After an arduous day of sunning, swimming, and reading, one is fatigued and in need of caffeine and Visine to be up for the adventure.  But once the rhythm of the music and the spectacle of the dancing crowd takes over, one needs nothing else to enjoy life in the moment. Whatever hardships the people might have, they are buoyed by the music and dance. Lightheartedness reigns. (As clothing is major export for the Dominican Republic, I can imagine the "efficient" conditions the workers contend with.) These nights, for me, however, are a startling sight and makes me wonder what the nightclubs and party venues must be like. Only in Thailand and the Dominican Republic have I seen people enjoy the evening with so much verve.

The experience is IMAX - though most of the crowd is casually dressed, I saw men in sports coats, even wearing a tie, women in slinky, tapering dresses, a few in stiletto heels or full length silk gowns, grandparents, children on the shoulders of dancing parents, vendors sashaying through the crowd laden with balanced wares - couples in romance or out on the night with others, females dancing together, a line of young men gyrating, people freely changing dance partners, a unity with happiness ( no carb sweetness) to savor and celebrate.

At times there are tedious intervals with long dialogues teasing with the audience, while the band prepares for the live vs. the recorded component of the show.  But for a baby boomer this is what one must endure to see Motown animation revised and prepared with a dollop of meringue in tropical Santo Domingo.

Just steps from the hotel one is in an authentic environment without the business of tourism. One segment had an audience member joining the band on stage (my jaded mind wondering if this was planted) and a competition of hip shimmying, gyrating, swiveling delighted the senses of the crowd. Tahitian and Belly dancers would marvel at the possibilities of the body display here.

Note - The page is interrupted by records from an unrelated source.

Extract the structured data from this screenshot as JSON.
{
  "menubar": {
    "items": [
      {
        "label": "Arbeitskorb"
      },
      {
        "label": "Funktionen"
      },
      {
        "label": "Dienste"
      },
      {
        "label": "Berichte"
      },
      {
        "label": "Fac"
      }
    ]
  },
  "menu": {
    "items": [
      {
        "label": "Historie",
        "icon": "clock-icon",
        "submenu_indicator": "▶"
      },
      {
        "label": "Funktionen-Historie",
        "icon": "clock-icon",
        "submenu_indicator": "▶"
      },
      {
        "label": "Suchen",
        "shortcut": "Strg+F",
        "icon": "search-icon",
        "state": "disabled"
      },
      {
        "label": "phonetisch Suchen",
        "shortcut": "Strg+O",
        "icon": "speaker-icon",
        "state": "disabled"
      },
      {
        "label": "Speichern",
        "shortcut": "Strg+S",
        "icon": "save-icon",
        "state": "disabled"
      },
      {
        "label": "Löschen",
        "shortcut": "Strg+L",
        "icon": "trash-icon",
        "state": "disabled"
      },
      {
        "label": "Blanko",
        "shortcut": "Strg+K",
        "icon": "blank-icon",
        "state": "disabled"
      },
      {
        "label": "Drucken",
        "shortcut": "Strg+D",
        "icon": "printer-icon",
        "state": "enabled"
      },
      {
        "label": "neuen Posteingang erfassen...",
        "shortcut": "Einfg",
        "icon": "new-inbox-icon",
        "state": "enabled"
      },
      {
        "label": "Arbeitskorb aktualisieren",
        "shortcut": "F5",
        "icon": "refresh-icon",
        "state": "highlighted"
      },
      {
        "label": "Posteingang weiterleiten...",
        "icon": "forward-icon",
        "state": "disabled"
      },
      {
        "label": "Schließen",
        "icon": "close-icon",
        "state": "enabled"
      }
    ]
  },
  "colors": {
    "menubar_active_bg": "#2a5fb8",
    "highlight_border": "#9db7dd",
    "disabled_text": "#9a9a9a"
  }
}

Had I romanticized this, I thought as I returned the next night? The acts were different, male vocalists with the Motown choreography again, with more audience participation in waving, and singing the refrains to the standard songs, such as "Te Amo" which even if one doesn't understand Spanish, one can understand the heart and rhythm behind the lyrics.  The plaza was packed with an audience of about five thousand. There may be other similar celebrations around the world or as close as a big city Salsa nightclub in the U.S. but here it is such wholesome fun to encounter this unexpected, sensory experience as an adjunct to a restful holiday.

Meanwhile, without fear, I safely return to the hotel at 1:30 am , take an appreciative peek at the ballroom of the hotel where a formal wedding reception continues - and yes, the dancing is animated and fun, though not nearly as entertaining as at the street fair. And while there was no sense of preying at the street fair, at the glamorous hotel casino this is not the case.  I am proud of myself, I didn't go to bed early, I ventured down the street to enjoy this marvel, and I occasionally took my hands out of my pockets! I bought some trinkets from vendors and twice they reminded me to take my hotel pen. I felt well and pleased this experience was well worth trip from across the continent.

Do I suggest others to travel to the Dominican Republic just to see these annual weekend street festivals around Christmastime? Perhaps not, but it would make a very happy end or beginning to one’s stay at other places in this country.